IOP was elevated in anesthetized (Ketamine:Xylazine, 60:5 mg/kg) dark–adapted Long–Evans rats by raising a saline reservoir to calibrated heights above the eye. IOP spikes were achieved by maintaining IOP at 50 (42 min, n = 7) and 70 mmHg (15, 30 and 60 min, n = 6/group). Following cannulation and re–adaptation, baseline ERGs were recorded to dim (average 20 flashes, –4.8 log cd.s.m–2) and bright (single flash, 1.0 log cd.s.m–2) stimuli prior to IOP elevation. Electroretinogram (ERG) responses were recorded at 5 minute intervals during and following IOP elevation. Dim flashes were analyzed in terms of the negative Scotopic Threshold Response (nSTR). Bright ERGs were analyzed in terms of photoreceptoral P3 and post–receptoral P2 (raw–P3). Data are expressed relative to baseline and analyzed using t–test. Rate of recovery was quantified by fitting a logistic function and recovery time constants were compared using a non–parametric bootstrap.
IOP spikes produced a greater loss of inner retinal responses. Comparison of IOP spikes with common exposure (IOP magnitude * time, IOP50 x 42 min versus IOP70 x 30 min), revealed that higher IOP caused a significantly (p<0.05) greater functional deficit in the P3 (IOP50: –12 ± 5%, vs IOP70: –21 ± 7%), P2 (IOP50: –31 ± 11%, IOP70: –99 ± 3%) and nSTR (IOP50: –73 ± 7% vs IOP70: –94 ± 2%). Higher IOP also resulted in slower nSTR recovery, with recovery time constants for IOP70 of 31 min (CL2.5%, 28; CL97.5%, 39 min) and IOP50 of 22 min (CL2.5%, 15; CL97.5%, 41 min).

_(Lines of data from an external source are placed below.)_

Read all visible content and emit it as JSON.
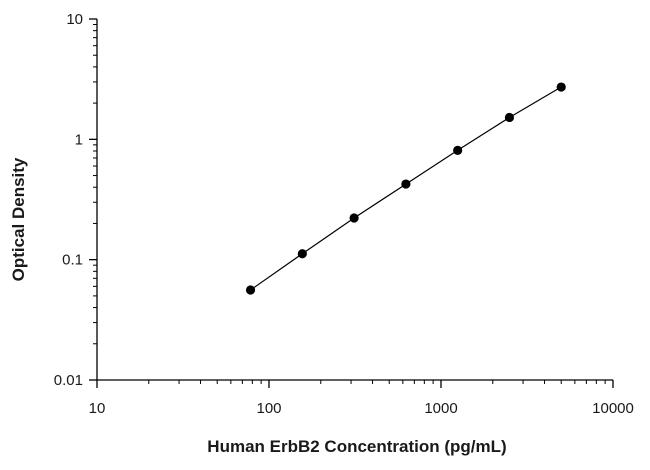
{
  "chart_data": {
    "type": "scatter",
    "title": "",
    "xlabel": "Human ErbB2 Concentration (pg/mL)",
    "ylabel": "Optical Density",
    "x_scale": "log",
    "y_scale": "log",
    "xlim": [
      10,
      10000
    ],
    "ylim": [
      0.01,
      10
    ],
    "x_ticks": [
      10,
      100,
      1000,
      10000
    ],
    "x_tick_labels": [
      "10",
      "100",
      "1000",
      "10000"
    ],
    "y_ticks": [
      0.01,
      0.1,
      1,
      10
    ],
    "y_tick_labels": [
      "0.01",
      "0.1",
      "1",
      "10"
    ],
    "grid": false,
    "legend": "none",
    "line_color": "#000000",
    "marker_color": "#000000",
    "series": [
      {
        "x": [
          78.1,
          156.25,
          312.5,
          625,
          1250,
          2500,
          5000
        ],
        "y": [
          0.056,
          0.112,
          0.222,
          0.425,
          0.81,
          1.52,
          2.72
        ]
      }
    ]
  }
}
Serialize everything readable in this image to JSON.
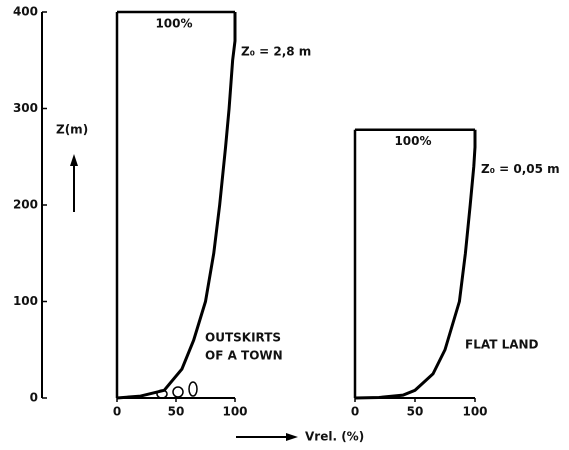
{
  "chart_data": [
    {
      "type": "line",
      "ylabel": "Z(m)",
      "xlabel": "Vrel. (%)",
      "top_label": "100%",
      "roughness": "Z₀ = 2,8 m",
      "terrain": [
        "OUTSKIRTS",
        "OF A TOWN"
      ],
      "x": [
        0,
        20,
        40,
        55,
        65,
        75,
        82,
        87,
        92,
        95,
        98,
        100,
        100
      ],
      "values": [
        0,
        2,
        8,
        30,
        60,
        100,
        150,
        200,
        260,
        300,
        350,
        370,
        400
      ],
      "xlim": [
        0,
        100
      ],
      "xticks": [
        0,
        50,
        100
      ],
      "ylim": [
        0,
        400
      ],
      "yticks": [
        0,
        100,
        200,
        300,
        400
      ],
      "color": "#000000"
    },
    {
      "type": "line",
      "top_label": "100%",
      "roughness": "Z₀ = 0,05 m",
      "terrain": [
        "FLAT LAND"
      ],
      "x": [
        0,
        20,
        40,
        50,
        65,
        75,
        87,
        92,
        96,
        99,
        100,
        100
      ],
      "values": [
        0,
        0.5,
        3,
        8,
        25,
        50,
        100,
        150,
        200,
        240,
        260,
        278
      ],
      "xlim": [
        0,
        100
      ],
      "xticks": [
        0,
        50,
        100
      ],
      "ylim": [
        0,
        400
      ],
      "color": "#000000"
    }
  ]
}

Varying exposure with a fixed IOP (70 mmHg) resulted in slower recovery for progressively longer durations: 15 min (tc = 13; CL2.5%, 11; CL97.5%, 16 min), 30 min (tc = 31; CL2.5%, 28; CL97.5%, 39 min) and 60 min (tc = 60; CL2.5%, 50; CL97.5%, 64 min).

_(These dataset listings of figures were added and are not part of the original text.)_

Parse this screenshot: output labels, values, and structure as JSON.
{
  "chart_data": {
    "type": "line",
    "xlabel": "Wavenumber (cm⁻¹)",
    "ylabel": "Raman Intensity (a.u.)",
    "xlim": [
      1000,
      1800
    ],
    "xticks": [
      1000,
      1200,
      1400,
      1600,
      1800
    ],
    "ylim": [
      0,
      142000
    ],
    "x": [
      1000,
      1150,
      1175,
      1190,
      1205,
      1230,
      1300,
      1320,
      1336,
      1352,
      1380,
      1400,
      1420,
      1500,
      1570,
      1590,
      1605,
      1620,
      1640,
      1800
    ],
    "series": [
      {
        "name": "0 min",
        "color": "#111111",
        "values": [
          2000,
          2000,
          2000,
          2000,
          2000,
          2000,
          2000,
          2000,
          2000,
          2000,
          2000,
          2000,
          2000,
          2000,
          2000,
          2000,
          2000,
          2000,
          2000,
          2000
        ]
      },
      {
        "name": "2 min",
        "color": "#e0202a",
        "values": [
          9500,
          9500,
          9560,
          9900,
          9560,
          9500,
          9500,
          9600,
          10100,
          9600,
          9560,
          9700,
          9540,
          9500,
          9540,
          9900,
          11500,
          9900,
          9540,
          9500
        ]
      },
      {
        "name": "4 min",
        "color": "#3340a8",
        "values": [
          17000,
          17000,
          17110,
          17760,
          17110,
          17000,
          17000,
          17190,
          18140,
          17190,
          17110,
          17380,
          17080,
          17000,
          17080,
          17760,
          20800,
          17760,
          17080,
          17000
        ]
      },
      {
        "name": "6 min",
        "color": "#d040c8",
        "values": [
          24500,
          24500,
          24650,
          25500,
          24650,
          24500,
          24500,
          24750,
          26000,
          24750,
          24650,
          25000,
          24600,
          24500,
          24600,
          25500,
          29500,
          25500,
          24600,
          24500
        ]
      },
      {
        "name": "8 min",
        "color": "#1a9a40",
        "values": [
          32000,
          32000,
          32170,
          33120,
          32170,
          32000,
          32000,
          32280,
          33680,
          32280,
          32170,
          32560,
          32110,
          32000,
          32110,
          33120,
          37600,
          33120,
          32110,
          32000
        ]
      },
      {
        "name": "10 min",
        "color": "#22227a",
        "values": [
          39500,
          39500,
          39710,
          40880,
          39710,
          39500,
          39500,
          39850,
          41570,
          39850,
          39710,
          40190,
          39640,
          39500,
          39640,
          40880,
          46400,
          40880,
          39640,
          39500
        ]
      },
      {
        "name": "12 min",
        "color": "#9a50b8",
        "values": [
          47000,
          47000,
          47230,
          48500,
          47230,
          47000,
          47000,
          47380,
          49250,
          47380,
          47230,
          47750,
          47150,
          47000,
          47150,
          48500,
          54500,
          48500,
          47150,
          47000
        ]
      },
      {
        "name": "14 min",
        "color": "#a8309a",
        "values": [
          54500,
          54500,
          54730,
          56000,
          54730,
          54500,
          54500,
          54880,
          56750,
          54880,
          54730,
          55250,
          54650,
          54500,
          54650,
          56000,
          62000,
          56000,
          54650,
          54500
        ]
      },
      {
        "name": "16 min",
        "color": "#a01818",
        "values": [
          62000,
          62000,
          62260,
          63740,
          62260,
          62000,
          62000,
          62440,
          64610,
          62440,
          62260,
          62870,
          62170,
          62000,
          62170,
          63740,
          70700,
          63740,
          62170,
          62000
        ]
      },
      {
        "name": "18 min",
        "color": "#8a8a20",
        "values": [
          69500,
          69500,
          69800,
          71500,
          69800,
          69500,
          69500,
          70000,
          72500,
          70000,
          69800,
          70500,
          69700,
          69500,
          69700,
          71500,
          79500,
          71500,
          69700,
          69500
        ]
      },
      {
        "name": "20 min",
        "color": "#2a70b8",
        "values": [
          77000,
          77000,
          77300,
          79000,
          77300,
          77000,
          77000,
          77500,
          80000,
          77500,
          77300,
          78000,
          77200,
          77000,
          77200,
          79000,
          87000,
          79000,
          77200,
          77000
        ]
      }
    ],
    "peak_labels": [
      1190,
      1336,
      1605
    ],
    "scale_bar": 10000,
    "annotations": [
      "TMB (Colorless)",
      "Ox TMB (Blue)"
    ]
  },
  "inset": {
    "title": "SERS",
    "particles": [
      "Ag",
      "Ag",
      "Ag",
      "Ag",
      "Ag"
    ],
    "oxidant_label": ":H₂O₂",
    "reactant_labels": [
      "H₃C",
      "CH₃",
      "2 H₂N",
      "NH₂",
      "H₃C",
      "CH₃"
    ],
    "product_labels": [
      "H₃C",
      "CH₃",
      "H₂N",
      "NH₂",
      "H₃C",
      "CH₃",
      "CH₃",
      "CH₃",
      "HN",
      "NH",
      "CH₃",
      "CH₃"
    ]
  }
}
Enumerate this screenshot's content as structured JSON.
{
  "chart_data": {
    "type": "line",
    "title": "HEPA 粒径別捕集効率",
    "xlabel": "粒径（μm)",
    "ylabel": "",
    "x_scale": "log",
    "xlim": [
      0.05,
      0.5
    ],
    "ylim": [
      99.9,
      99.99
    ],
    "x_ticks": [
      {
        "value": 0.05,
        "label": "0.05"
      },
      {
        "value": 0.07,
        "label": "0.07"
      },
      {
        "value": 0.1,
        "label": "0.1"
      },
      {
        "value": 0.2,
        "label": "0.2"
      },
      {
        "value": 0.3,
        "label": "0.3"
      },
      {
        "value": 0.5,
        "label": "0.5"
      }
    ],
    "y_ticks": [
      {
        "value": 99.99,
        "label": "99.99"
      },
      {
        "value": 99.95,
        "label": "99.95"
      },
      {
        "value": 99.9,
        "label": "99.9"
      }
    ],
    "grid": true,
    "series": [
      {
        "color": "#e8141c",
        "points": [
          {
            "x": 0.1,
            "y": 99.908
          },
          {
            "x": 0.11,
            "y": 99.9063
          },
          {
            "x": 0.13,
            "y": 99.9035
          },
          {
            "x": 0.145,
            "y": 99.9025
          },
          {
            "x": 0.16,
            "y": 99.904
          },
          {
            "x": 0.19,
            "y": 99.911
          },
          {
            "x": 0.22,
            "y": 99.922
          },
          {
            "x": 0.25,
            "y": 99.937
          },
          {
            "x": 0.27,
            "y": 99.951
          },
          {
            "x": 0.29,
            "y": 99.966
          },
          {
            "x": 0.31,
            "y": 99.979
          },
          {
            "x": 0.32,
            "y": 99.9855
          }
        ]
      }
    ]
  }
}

ERG components arising form the inner retina are more affected by IOP spikes than those arising from the outer retina. For a fixed IOP magnitude of varying exposure the rate of recovery is linearly related to spike duration. The IOP magnitude (50 versus 70 mmHg) is an independent variable in the rate of recovery.